Find file History

README.md

GPU Acceleration Demo

This demo shows how to perform a cross validation on the kaggle Bosch dataset with GPU acceleration. The Bosch numerical dataset has over 1 million rows and 968 features, making it time consuming to process.

This demo requires the GPU plug-in to be built and installed.

The dataset is available from: https://www.kaggle.com/c/bosch-production-line-performance/data

Copy train_numeric.csv into xgboost/demo/data.

The subset parameter changes the proportion of rows loaded from the CSV file. Processing the entire dataset can take a long time and requires about 8GB of device memory. It is initially set to 0.4, using about 2650/3380MB on a GTX 970. Lower the parameter if your device runs out of memory.

subset = 0.4

Parameters are set as usual except that we set silent to 0 to see how much memory is being allocated on the GPU and we change 'updater' to 'grow_gpu' to activate the GPU plugin.

param['silent'] = 0
param['updater'] = 'grow_gpu'

We use the sklearn cross validation function instead of the xgboost cv function as the xgboost cv will try to fit all folds in GPU memory at the same time.

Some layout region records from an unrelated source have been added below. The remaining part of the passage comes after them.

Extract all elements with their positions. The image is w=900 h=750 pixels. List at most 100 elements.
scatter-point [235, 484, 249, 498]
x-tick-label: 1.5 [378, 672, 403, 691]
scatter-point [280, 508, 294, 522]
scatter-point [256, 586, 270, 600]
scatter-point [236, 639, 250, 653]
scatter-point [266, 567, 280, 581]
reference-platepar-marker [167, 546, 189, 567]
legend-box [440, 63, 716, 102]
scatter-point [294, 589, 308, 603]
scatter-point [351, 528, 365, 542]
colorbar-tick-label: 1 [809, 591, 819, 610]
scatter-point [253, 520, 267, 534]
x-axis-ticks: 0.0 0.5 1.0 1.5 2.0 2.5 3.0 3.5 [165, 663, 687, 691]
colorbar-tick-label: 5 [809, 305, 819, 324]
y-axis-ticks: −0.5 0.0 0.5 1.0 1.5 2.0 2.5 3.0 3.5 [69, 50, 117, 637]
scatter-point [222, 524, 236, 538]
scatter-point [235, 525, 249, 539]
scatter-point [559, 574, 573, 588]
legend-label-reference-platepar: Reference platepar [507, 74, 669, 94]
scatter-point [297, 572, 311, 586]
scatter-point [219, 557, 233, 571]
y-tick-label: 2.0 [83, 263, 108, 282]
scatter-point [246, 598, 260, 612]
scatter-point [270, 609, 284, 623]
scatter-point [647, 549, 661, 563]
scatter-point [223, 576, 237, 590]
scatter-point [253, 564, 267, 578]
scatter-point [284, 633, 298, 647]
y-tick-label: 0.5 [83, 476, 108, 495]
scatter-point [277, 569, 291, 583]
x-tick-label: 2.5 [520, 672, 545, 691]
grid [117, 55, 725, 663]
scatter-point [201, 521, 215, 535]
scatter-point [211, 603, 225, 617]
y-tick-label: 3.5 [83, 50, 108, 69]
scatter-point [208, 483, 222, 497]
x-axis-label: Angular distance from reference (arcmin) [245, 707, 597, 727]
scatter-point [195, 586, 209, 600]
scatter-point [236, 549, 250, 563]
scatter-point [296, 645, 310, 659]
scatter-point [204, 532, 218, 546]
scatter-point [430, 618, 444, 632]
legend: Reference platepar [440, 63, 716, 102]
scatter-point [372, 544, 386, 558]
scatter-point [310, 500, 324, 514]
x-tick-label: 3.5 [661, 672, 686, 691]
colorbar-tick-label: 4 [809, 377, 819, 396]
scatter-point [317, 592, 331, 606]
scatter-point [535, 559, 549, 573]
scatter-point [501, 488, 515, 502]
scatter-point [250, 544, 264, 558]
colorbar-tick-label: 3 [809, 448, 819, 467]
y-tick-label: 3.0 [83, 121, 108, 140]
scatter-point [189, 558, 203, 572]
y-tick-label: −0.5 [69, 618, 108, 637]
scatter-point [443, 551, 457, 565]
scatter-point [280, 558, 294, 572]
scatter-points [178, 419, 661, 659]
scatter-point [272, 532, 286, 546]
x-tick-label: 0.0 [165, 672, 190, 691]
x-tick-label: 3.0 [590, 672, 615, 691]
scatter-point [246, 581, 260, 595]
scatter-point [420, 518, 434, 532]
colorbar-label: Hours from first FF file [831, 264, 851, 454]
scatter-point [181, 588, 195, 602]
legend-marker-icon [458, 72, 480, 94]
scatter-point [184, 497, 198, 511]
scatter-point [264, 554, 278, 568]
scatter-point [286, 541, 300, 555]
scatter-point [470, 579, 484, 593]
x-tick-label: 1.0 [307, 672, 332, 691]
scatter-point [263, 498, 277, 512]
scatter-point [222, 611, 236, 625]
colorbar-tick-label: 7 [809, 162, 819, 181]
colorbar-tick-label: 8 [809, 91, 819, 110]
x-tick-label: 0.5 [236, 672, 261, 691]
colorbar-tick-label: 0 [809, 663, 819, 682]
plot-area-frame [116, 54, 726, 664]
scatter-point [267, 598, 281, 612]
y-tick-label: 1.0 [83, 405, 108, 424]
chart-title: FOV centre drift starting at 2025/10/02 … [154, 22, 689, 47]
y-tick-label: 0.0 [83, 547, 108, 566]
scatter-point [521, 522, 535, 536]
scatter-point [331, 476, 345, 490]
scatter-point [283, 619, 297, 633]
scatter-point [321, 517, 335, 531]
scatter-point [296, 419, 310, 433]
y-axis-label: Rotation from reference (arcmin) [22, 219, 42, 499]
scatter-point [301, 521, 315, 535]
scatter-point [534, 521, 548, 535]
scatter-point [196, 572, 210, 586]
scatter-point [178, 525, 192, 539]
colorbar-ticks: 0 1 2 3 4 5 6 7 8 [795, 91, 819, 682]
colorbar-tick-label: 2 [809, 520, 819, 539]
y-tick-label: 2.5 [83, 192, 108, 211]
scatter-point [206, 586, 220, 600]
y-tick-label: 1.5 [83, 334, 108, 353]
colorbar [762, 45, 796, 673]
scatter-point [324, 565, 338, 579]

Using the sklearn cv we can run each fold separately to fit a very large dataset onto the GPU.

Also note the line:

del bst

This hints to the python garbage collection that it should delete the booster for the current fold before beginning the next. Without this line python may keep 'bst' from the previous fold in memory, using up precious GPU memory.

You can change the updater parameter to run the equivalent algorithm for the CPU:

param['updater'] = 'grow_colmaker'

Expect some minor variations in accuracy between the two versions.